On November 24, the Virginia State Company Fee (SCC) issued its last order in Dominion Power’s Shared Solar minimum bill proceeding — delivering a long-awaited repair that can make this system much more workable for patrons. The ruling represents a serious enchancment for Virginians who will not be exempt from the minimal invoice and can assist increase entry to one of many state’s best instruments for decreasing power prices.
The Shared Photo voltaic program aligns with Governor-elect Abigail Spanberger’s Affordable Virginia Plan, making certain that every one Virginians can entry inexpensive, dependable power. Nevertheless, the Fee stopped in need of recognizing the total advantages that shared photo voltaic tasks deliver to the electrical grid, customers and in the end to the Commonwealth of Virginia.
The Shared Photo voltaic program was created in 2020 — and expanded once more in 2024 — to assist renters and households that may’t set up rooftop photo voltaic achieve entry to inexpensive clear power. Prospects subscribe to an area mission and obtain invoice credit that decrease their month-to-month energy prices. However when the SCC set an especially excessive “minimal invoice” in 2022, Shared Photo voltaic turned dearer — no more inexpensive — for many non-low-income contributors, stopping this system from working as supposed.
“Immediately’s order represents a major course correction and may assist extra clients entry considered one of Virginia’s best energy-affordability packages. The Fee made vital progress towards bettering Dominion’s Shared Photo voltaic Program on this ruling and we sit up for working with them subsequent yr to acknowledge the total vary of grid and ratepayer advantages these tasks ship so this system can function because the Basic Meeting supposed,” stated Charlie Coggeshall, Mid-Atlantic regional director for CCSA.
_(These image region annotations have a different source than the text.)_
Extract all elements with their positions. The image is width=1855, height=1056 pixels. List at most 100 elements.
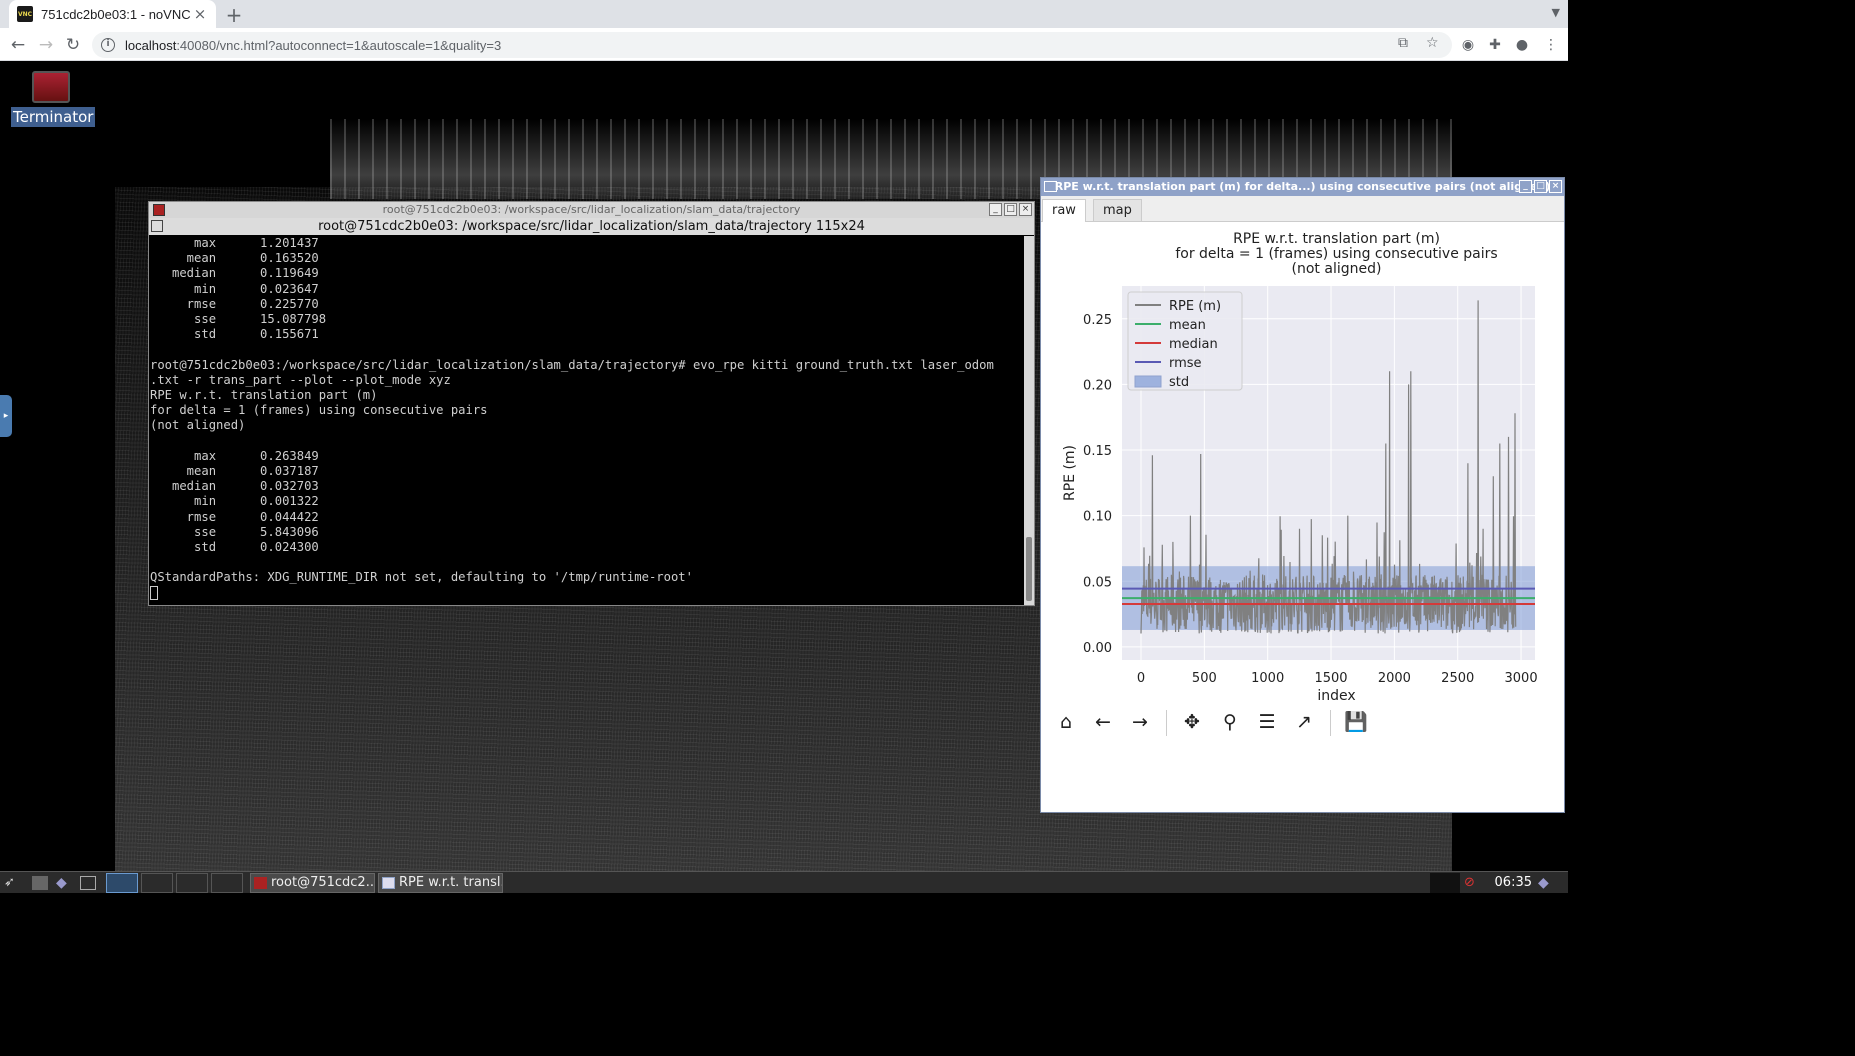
terminal-line: rmse 0.225770	[150, 296, 319, 311]
legend-label: mean	[1169, 318, 1206, 333]
address-bar[interactable]: i localhost:40080/vnc.html?autoconnect=1…	[92, 32, 1452, 58]
y-tick-label: 0.05	[1083, 575, 1112, 590]
terminator-icon	[32, 71, 70, 103]
matplotlib-toolbar: ⌂ ← → ✥ ⚲ ☰ ↗ 💾	[1041, 700, 1564, 744]
terminal-line: (not aligned)	[150, 418, 246, 433]
profile-avatar-icon[interactable]: ●	[1511, 34, 1533, 56]
maximize-button[interactable]: □	[1004, 203, 1017, 216]
novnc-control-handle[interactable]: ▸	[0, 395, 12, 437]
legend-label: std	[1169, 375, 1189, 390]
back-button[interactable]: ←	[7, 34, 29, 56]
clock: 06:35	[1494, 875, 1532, 890]
terminal-window-icon	[153, 204, 165, 216]
tray-icon[interactable]: ◆	[1538, 873, 1554, 893]
maximize-button[interactable]: □	[1534, 180, 1547, 193]
terminal-titlebar[interactable]: root@751cdc2b0e03: /workspace/src/lidar_…	[149, 202, 1034, 218]
pan-icon[interactable]: ✥	[1179, 710, 1205, 734]
legend-swatch-std	[1134, 375, 1162, 388]
terminal-line: root@751cdc2b0e03:/workspace/src/lidar_l…	[150, 357, 994, 372]
terminal-window[interactable]: root@751cdc2b0e03: /workspace/src/lidar_…	[148, 201, 1035, 606]
terminal-line: min 0.001322	[150, 494, 319, 509]
legend-label: RPE (m)	[1169, 299, 1221, 314]
tab-raw[interactable]: raw	[1042, 199, 1086, 222]
x-tick-label: 2500	[1441, 671, 1474, 686]
minimize-button[interactable]: _	[989, 203, 1002, 216]
rpe-chart[interactable]: RPE w.r.t. translation part (m)for delta…	[1041, 222, 1564, 700]
forward-button[interactable]: →	[35, 34, 57, 56]
forward-icon[interactable]: →	[1127, 710, 1153, 734]
reload-button[interactable]: ↻	[62, 34, 84, 56]
terminal-output[interactable]: max 1.201437 mean 0.163520 median 0.1196…	[149, 236, 1024, 605]
taskbar-terminal[interactable]: root@751cdc2...	[250, 873, 375, 893]
save-icon[interactable]: 💾	[1343, 710, 1369, 734]
workspace-1[interactable]	[106, 873, 138, 893]
terminator-icon-label: Terminator	[11, 107, 96, 127]
browser-tab-bar: VNC 751cdc2b0e03:1 - noVNC × + ▼	[0, 0, 1568, 28]
bookmark-star-icon[interactable]: ☆	[1426, 35, 1439, 51]
back-icon[interactable]: ←	[1090, 710, 1116, 734]
new-tab-button[interactable]: +	[224, 3, 244, 27]
edit-axis-icon[interactable]: ↗	[1291, 710, 1317, 734]
scrollbar-thumb[interactable]	[1026, 537, 1032, 601]
legend-label: median	[1169, 337, 1218, 352]
x-axis-label: index	[1317, 688, 1355, 700]
terminator-desktop-icon[interactable]: Terminator	[11, 71, 96, 127]
x-tick-label: 0	[1137, 671, 1145, 686]
taskbar: ➶ ◆ root@751cdc2... RPE w.r.t. transl...…	[0, 871, 1568, 893]
file-manager-icon[interactable]	[32, 876, 48, 890]
show-desktop-icon[interactable]	[80, 876, 96, 890]
grid-icon[interactable]	[151, 220, 163, 232]
start-menu-icon[interactable]: ➶	[4, 873, 24, 893]
workspace-2[interactable]	[141, 873, 173, 893]
terminal-line: sse 5.843096	[150, 524, 319, 539]
vnc-favicon-icon: VNC	[17, 6, 33, 22]
terminal-line: RPE w.r.t. translation part (m)	[150, 388, 378, 403]
taskbar-plot[interactable]: RPE w.r.t. transl...	[378, 873, 503, 893]
x-tick-label: 3000	[1505, 671, 1538, 686]
terminal-line: mean 0.037187	[150, 464, 319, 479]
terminal-line: median 0.119649	[150, 266, 319, 281]
browser-launcher-icon[interactable]: ◆	[56, 873, 72, 893]
terminal-line: for delta = 1 (frames) using consecutive…	[150, 403, 488, 418]
close-button[interactable]: ×	[1019, 203, 1032, 216]
vnc-desktop[interactable]: Terminator ▸ root@751cdc2b0e03: /workspa…	[0, 61, 1568, 871]
terminal-line: std 0.155671	[150, 327, 319, 342]
y-tick-label: 0.25	[1083, 313, 1112, 328]
y-tick-label: 0.10	[1083, 510, 1112, 525]
minimize-button[interactable]: _	[1519, 180, 1532, 193]
terminal-line: mean 0.163520	[150, 251, 319, 266]
extensions-puzzle-icon[interactable]: ✚	[1484, 34, 1506, 56]
toolbar-separator	[1330, 710, 1331, 736]
network-icon[interactable]: ⊘	[1464, 873, 1480, 893]
terminal-window-title: root@751cdc2b0e03: /workspace/src/lidar_…	[382, 203, 801, 216]
site-info-icon[interactable]: i	[101, 38, 115, 52]
zoom-icon[interactable]: ⚲	[1217, 710, 1243, 734]
translate-icon[interactable]: ⧉	[1398, 35, 1408, 51]
configure-icon[interactable]: ☰	[1254, 710, 1280, 734]
terminal-scrollbar[interactable]	[1024, 236, 1034, 605]
tab-map[interactable]: map	[1093, 199, 1142, 222]
browser-tab[interactable]: VNC 751cdc2b0e03:1 - noVNC ×	[9, 0, 216, 28]
close-button[interactable]: ×	[1549, 180, 1562, 193]
browser-menu-icon[interactable]: ⋮	[1540, 34, 1562, 56]
url-path: :40080/vnc.html?autoconnect=1&autoscale=…	[176, 37, 502, 53]
extension-circle-icon[interactable]: ◉	[1457, 34, 1479, 56]
plot-titlebar[interactable]: RPE w.r.t. translation part (m) for delt…	[1041, 178, 1564, 196]
home-icon[interactable]: ⌂	[1053, 710, 1079, 734]
workspace-3[interactable]	[176, 873, 208, 893]
workspace-4[interactable]	[211, 873, 243, 893]
y-axis-label: RPE (m)	[1062, 445, 1078, 501]
plot-tabs: raw map	[1041, 196, 1564, 222]
chart-title: RPE w.r.t. translation part (m)	[1233, 231, 1440, 247]
chart-subtitle: for delta = 1 (frames) using consecutive…	[1175, 246, 1497, 262]
plot-window[interactable]: RPE w.r.t. translation part (m) for delt…	[1040, 177, 1565, 813]
x-tick-label: 500	[1192, 671, 1217, 686]
tab-close-icon[interactable]: ×	[192, 5, 208, 23]
terminal-task-icon	[254, 877, 267, 889]
plot-window-title: RPE w.r.t. translation part (m) for delt…	[1054, 180, 1551, 193]
tab-search-icon[interactable]: ▼	[1552, 6, 1560, 19]
url-text: localhost:40080/vnc.html?autoconnect=1&a…	[125, 38, 501, 53]
terminal-cursor	[150, 585, 158, 600]
x-tick-label: 1500	[1314, 671, 1347, 686]
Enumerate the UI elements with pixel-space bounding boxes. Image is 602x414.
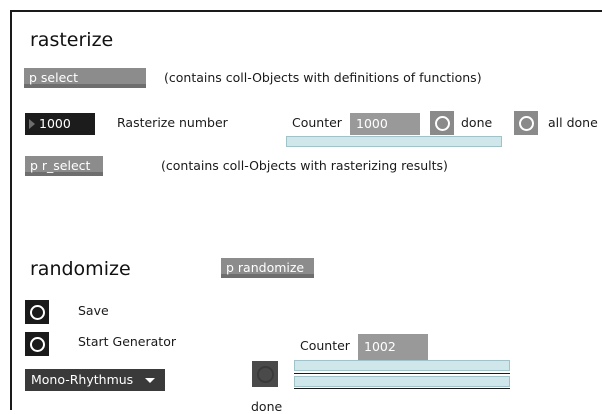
bang-ring-icon: [434, 115, 450, 131]
bang-ring-icon: [518, 115, 534, 131]
bang-ring-icon: [29, 304, 45, 320]
randomize-done-label: done: [251, 399, 283, 414]
p-select-object[interactable]: p select: [24, 68, 146, 88]
rhythm-menu-dropdown[interactable]: Mono-Rhythmus: [25, 369, 165, 391]
rasterize-number-box[interactable]: 1000: [25, 113, 95, 135]
randomize-counter-label: Counter: [300, 338, 350, 353]
save-bang-button[interactable]: [25, 300, 49, 324]
randomize-done-bang-button[interactable]: [252, 361, 278, 387]
bang-ring-icon: [256, 365, 274, 383]
done-bang-button[interactable]: [430, 111, 454, 135]
save-label: Save: [78, 303, 109, 318]
randomize-counter-field[interactable]: 1002: [358, 334, 428, 360]
number-triangle-icon: [29, 119, 35, 129]
divider-line: [294, 373, 510, 374]
bang-ring-icon: [29, 336, 45, 352]
all-done-label: all done: [548, 115, 598, 130]
patcher-window: rasterize p select (contains coll-Object…: [10, 10, 602, 414]
start-generator-bang-button[interactable]: [25, 332, 49, 356]
counter-label: Counter: [292, 115, 342, 130]
randomize-heading: randomize: [30, 258, 131, 280]
done-label: done: [461, 115, 493, 130]
rasterize-number-label: Rasterize number: [117, 115, 228, 130]
randomize-slider-1[interactable]: [294, 360, 510, 371]
p-r-select-object[interactable]: p r_select: [25, 156, 103, 176]
p-select-note: (contains coll-Objects with definitions …: [164, 70, 482, 85]
rasterize-heading: rasterize: [30, 29, 114, 51]
p-randomize-object[interactable]: p randomize: [221, 258, 314, 278]
start-generator-label: Start Generator: [78, 334, 176, 349]
p-r-select-note: (contains coll-Objects with rasterizing …: [161, 158, 448, 173]
counter-value-field[interactable]: 1000: [350, 113, 420, 135]
chevron-down-icon: [145, 378, 155, 383]
all-done-bang-button[interactable]: [514, 111, 538, 135]
rasterize-number-value: 1000: [39, 116, 71, 131]
rasterize-progress-slider[interactable]: [286, 136, 502, 147]
menu-selected-value: Mono-Rhythmus: [31, 372, 134, 387]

A key a part of yesterday’s ruling is that the Fee reversed the flawed methodology adopted in 2022 and aligned Dominion’s minimal invoice construction with the framework lately authorized for Appalachian Energy Firm’s Shared Photo voltaic program. Beneath the brand new construction, the minimal invoice acts as a easy ground — the bottom level a subscriber’s invoice can go — as a substitute of being added on prime of a buyer’s invoice.
For instance, if a buyer’s month-to-month Dominion invoice is $100 and the minimal invoice is $60, Shared Photo voltaic credit can now cut back that invoice to $60. Beneath the previous system, the shopper would have paid the $100 invoice plus the $60 minimal invoice, eliminating their financial savings completely.
Whereas the ruling is a serious step ahead, the Fee once more restricted the checklist of advantages that Shared Photo voltaic tasks are allowed to depend towards lowering the minimal invoice. The Fee acknowledged solely prevented technology and transmission prices for now, leaving out extra grid advantages — like prevented line losses and ancillary companies — that decrease system prices for all clients. Though regulators directed Dominion to review these advantages additional, they declined to incorporate them on this minimal invoice calculation. In addition they continued to deal with the broader financial and environmental advantages of shared photo voltaic as totally captured by renewable power certificates, regardless of proof on the contrary.
“CCSA stays dedicated to making sure that the total worth of shared photo voltaic — for patrons, the Commonwealth and the electrical grid — is mirrored in Virginia’s insurance policies. We sit up for working with the Fee, Dominion, APCo and stakeholders throughout the recalculation proceedings anticipated over the approaching months to make sure clients are being pretty compensated for the worth that’s being created,” stated Coggeshall.